Now, this is what I've done so far:

$\frac{1}{2}\pi({\bf{x}},t) \phi({\bf{x'}},t)(-\nabla^{2}+m^{2}) \phi({\bf{x'}},t) - \frac{1}{2} \phi({\bf{x'}},t)(-\nabla^{2}+m^{2})\phi({\bf{x'}},t)\pi({\bf{x}},t)$

$=\frac{1}{2}\pi({\bf{x}},t) \phi({\bf{x'}},t)(-\nabla^{2}+m^{2}) \phi({\bf{x'}},t)-\frac{1}{2}\phi({\bf{x'}},t)\pi({\bf{x}},t) (-\nabla^{2}+m^{2}) \phi({\bf{x'}},t) +\frac{1}{2}\phi({\bf{x'}},t)\pi({\bf{x}},t) (-\nabla^{2}+m^{2}) \phi({\bf{x'}},t)- \frac{1}{2} \phi({\bf{x'}},t)(-\nabla^{2}+m^{2})\phi({\bf{x'}},t)\pi({\bf{x}},t)$

$=\frac{1}{2}[\pi({{\bf{x}},t}), \phi({{\bf{x'}},t})](-\nabla^{2}+m^{2}) \phi({\bf{x'}},t) + \frac{1}{2}\phi({\bf{x'}},t)[\pi({\bf{x}},t), (-\nabla^{2}+m^{2}) \phi({\bf{x'}},t)]$

$=\frac{1}{2}(-i)\delta^{(3)}({\bf{x'}}-{\bf{x}})(-\nabla^{2}+m^{2}) \phi({\bf{x'}},t) + ??$.

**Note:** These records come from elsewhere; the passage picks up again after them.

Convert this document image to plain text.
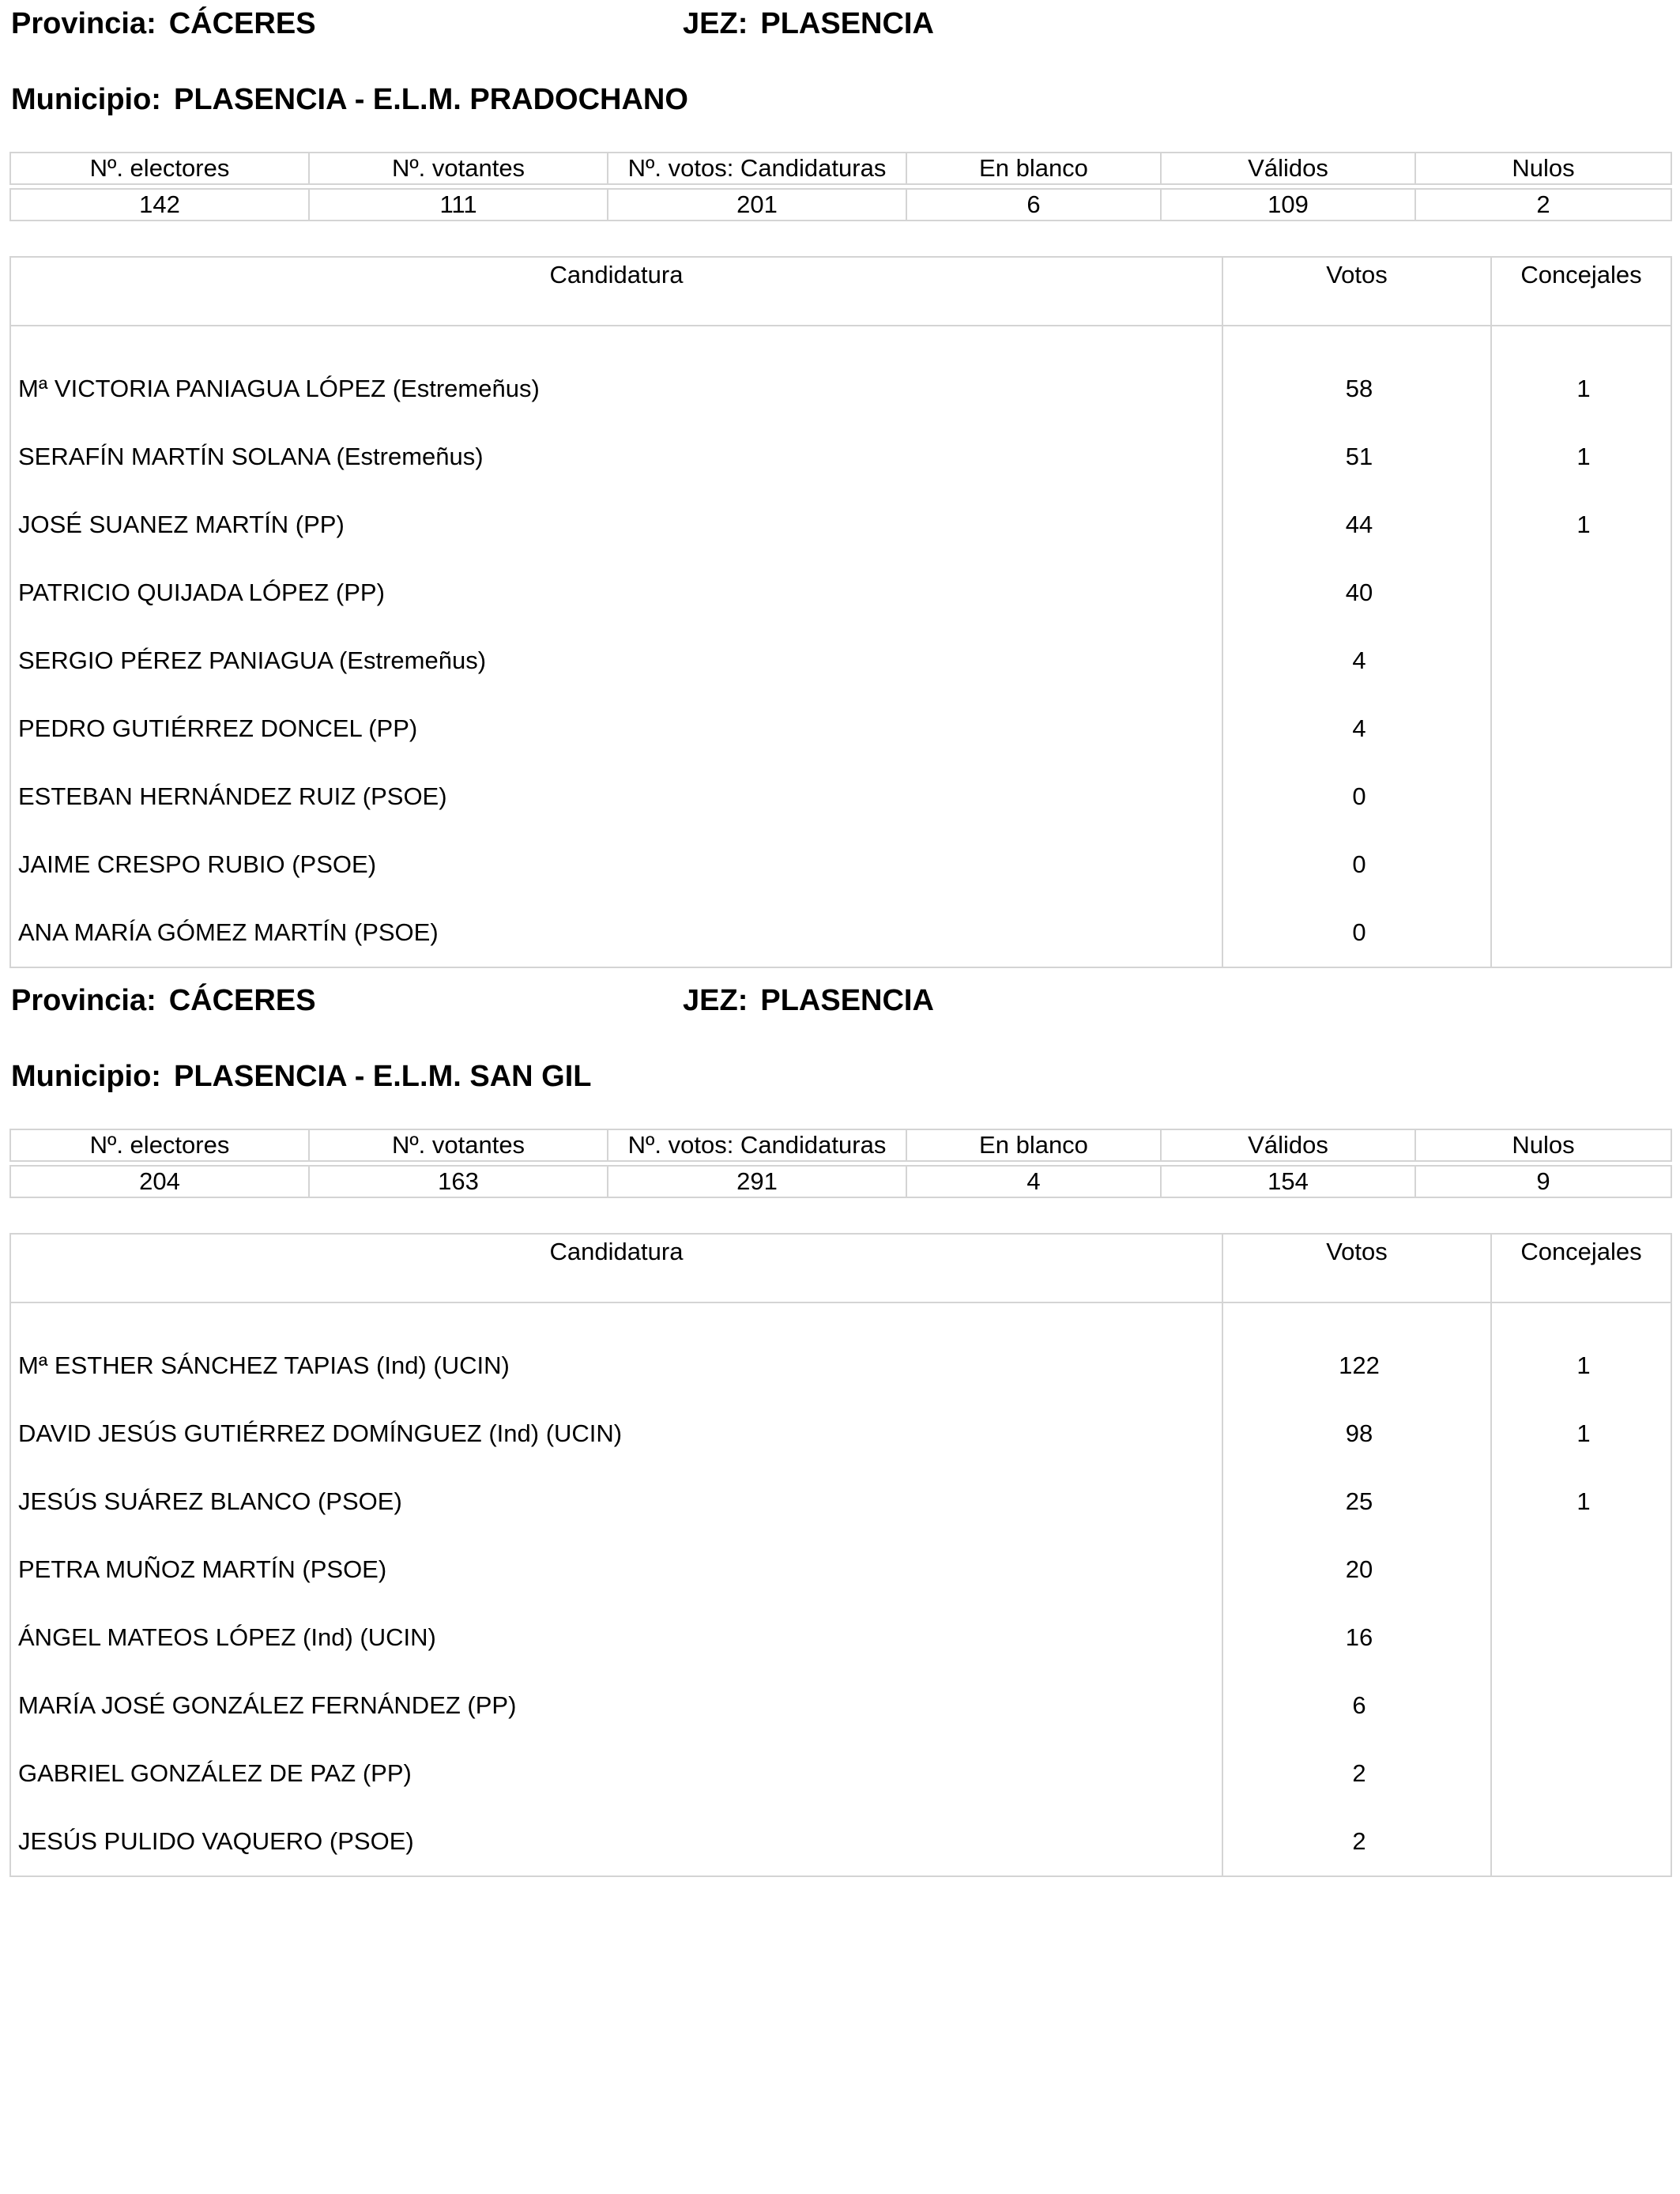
Provincia: CÁCERES	JEZ: PLASENCIA
Municipio: PLASENCIA - E.L.M. PRADOCHANO
Nº. electores	Nº. votantes	Nº. votos: Candidaturas	En blanco	Válidos	Nulos

142	111	201	6	109	2
Candidatura	Votos	Concejales
Mª VICTORIA PANIAGUA LÓPEZ (Estremeñus)	58	1
SERAFÍN MARTÍN SOLANA (Estremeñus)	51	1
JOSÉ SUANEZ MARTÍN (PP)	44	1
PATRICIO QUIJADA LÓPEZ (PP)	40	
SERGIO PÉREZ PANIAGUA (Estremeñus)	4	
PEDRO GUTIÉRREZ DONCEL (PP)	4	
ESTEBAN HERNÁNDEZ RUIZ (PSOE)	0	
JAIME CRESPO RUBIO (PSOE)	0	
ANA MARÍA GÓMEZ MARTÍN (PSOE)	0	
Provincia: CÁCERES	JEZ: PLASENCIA
Municipio: PLASENCIA - E.L.M. SAN GIL
Nº. electores	Nº. votantes	Nº. votos: Candidaturas	En blanco	Válidos	Nulos

204	163	291	4	154	9
Candidatura	Votos	Concejales
Mª ESTHER SÁNCHEZ TAPIAS (Ind) (UCIN)	122	1
DAVID JESÚS GUTIÉRREZ DOMÍNGUEZ (Ind) (UCIN)	98	1
JESÚS SUÁREZ BLANCO (PSOE)	25	1
PETRA MUÑOZ MARTÍN (PSOE)	20	
ÁNGEL MATEOS LÓPEZ (Ind) (UCIN)	16	
MARÍA JOSÉ GONZÁLEZ FERNÁNDEZ (PP)	6	
GABRIEL GONZÁLEZ DE PAZ (PP)	2	
JESÚS PULIDO VAQUERO (PSOE)	2	
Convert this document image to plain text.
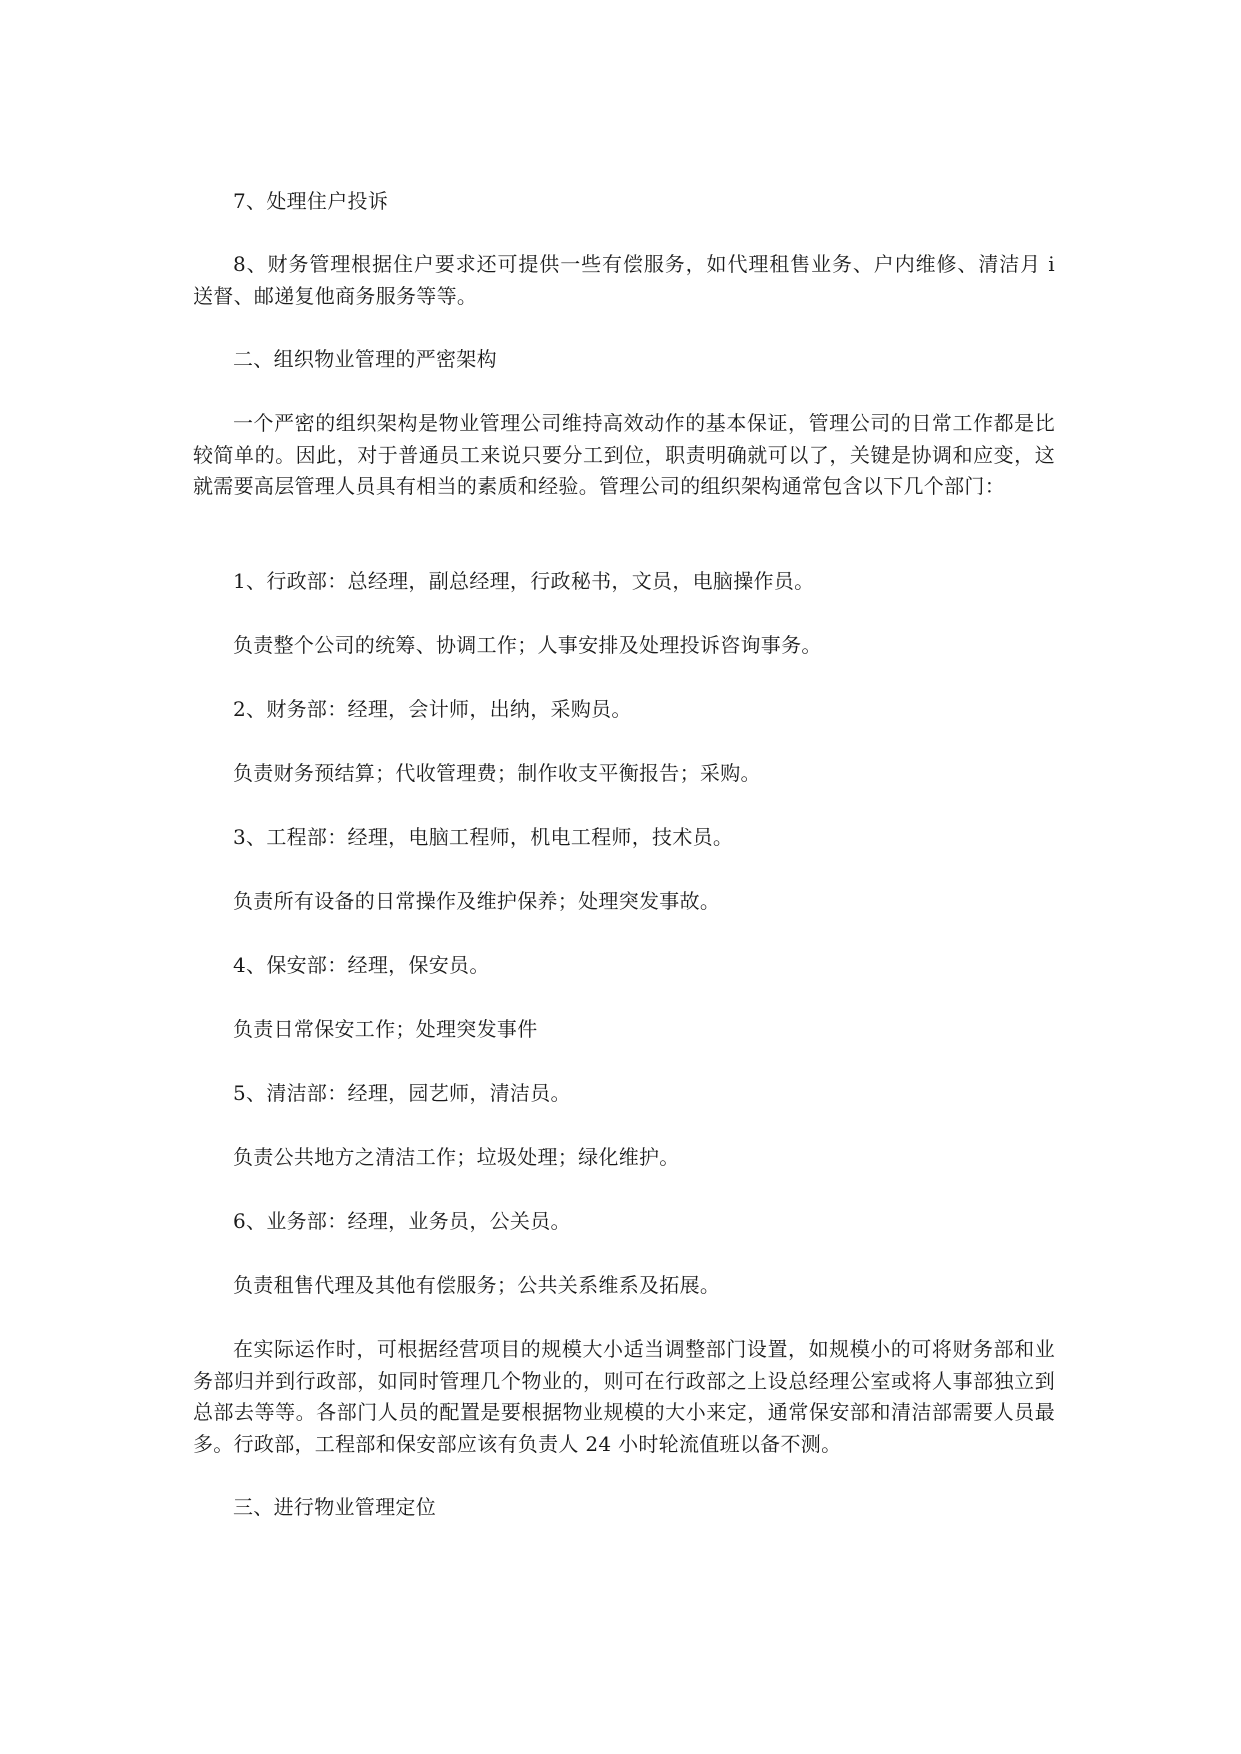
7、处理住户投诉

8、财务管理根据住户要求还可提供一些有偿服务，如代理租售业务、户内维修、清洁月 i 送督、邮递复他商务服务等等。

二、组织物业管理的严密架构

一个严密的组织架构是物业管理公司维持高效动作的基本保证，管理公司的日常工作都是比较简单的。因此，对于普通员工来说只要分工到位，职责明确就可以了，关键是协调和应变，这就需要高层管理人员具有相当的素质和经验。管理公司的组织架构通常包含以下几个部门：

1、行政部：总经理，副总经理，行政秘书，文员，电脑操作员。

负责整个公司的统筹、协调工作；人事安排及处理投诉咨询事务。

2、财务部：经理，会计师，出纳，采购员。

负责财务预结算；代收管理费；制作收支平衡报告；采购。

3、工程部：经理，电脑工程师，机电工程师，技术员。

负责所有设备的日常操作及维护保养；处理突发事故。

4、保安部：经理，保安员。

负责日常保安工作；处理突发事件

5、清洁部：经理，园艺师，清洁员。

负责公共地方之清洁工作；垃圾处理；绿化维护。

6、业务部：经理，业务员，公关员。

负责租售代理及其他有偿服务；公共关系维系及拓展。

在实际运作时，可根据经营项目的规模大小适当调整部门设置，如规模小的可将财务部和业务部归并到行政部，如同时管理几个物业的，则可在行政部之上设总经理公室或将人事部独立到总部去等等。各部门人员的配置是要根据物业规模的大小来定，通常保安部和清洁部需要人员最多。行政部，工程部和保安部应该有负责人 24 小时轮流值班以备不测。

三、进行物业管理定位
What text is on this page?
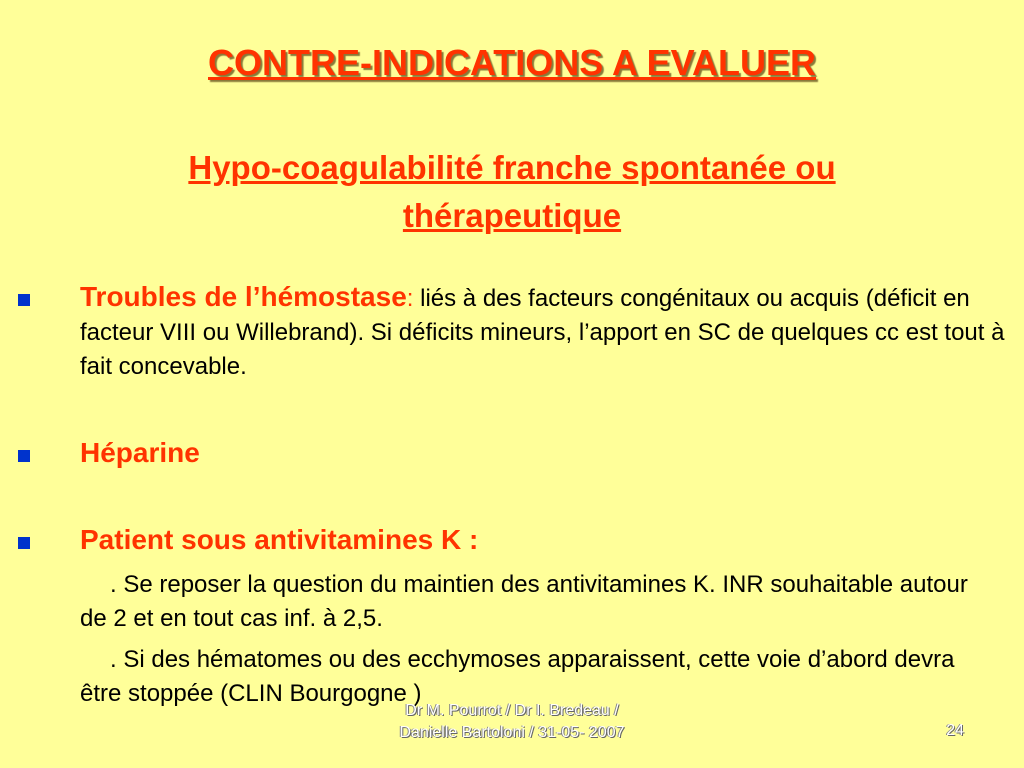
CONTRE-INDICATIONS A EVALUER
Hypo-coagulabilité franche spontanée ou
thérapeutique
Troubles de l’hémostase: liés à des facteurs congénitaux ou acquis (déficit en facteur VIII ou Willebrand). Si déficits mineurs, l’apport en SC de quelques cc est tout à fait concevable.
Héparine
Patient sous antivitamines K :
. Se reposer la question du maintien des antivitamines K. INR souhaitable autour de 2 et en tout cas inf. à 2,5.
. Si des hématomes ou des ecchymoses apparaissent, cette voie d’abord devra être stoppée (CLIN Bourgogne )
Dr M. Pourrot / Dr I. Bredeau /
Danielle Bartoloni / 31-05- 2007	24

How do I evaluate the second commutator?

2. Oct 23, 2015

### spaghetti3451

bumpp!

3. Oct 23, 2015

### bapowell

Did you try breaking the second commutator up as $[\pi,m^2\phi] - [\pi,\nabla^2\phi]$ and convincing yourself that both the $m^2$ and $\nabla^2$ can be pulled out of their respective commutators?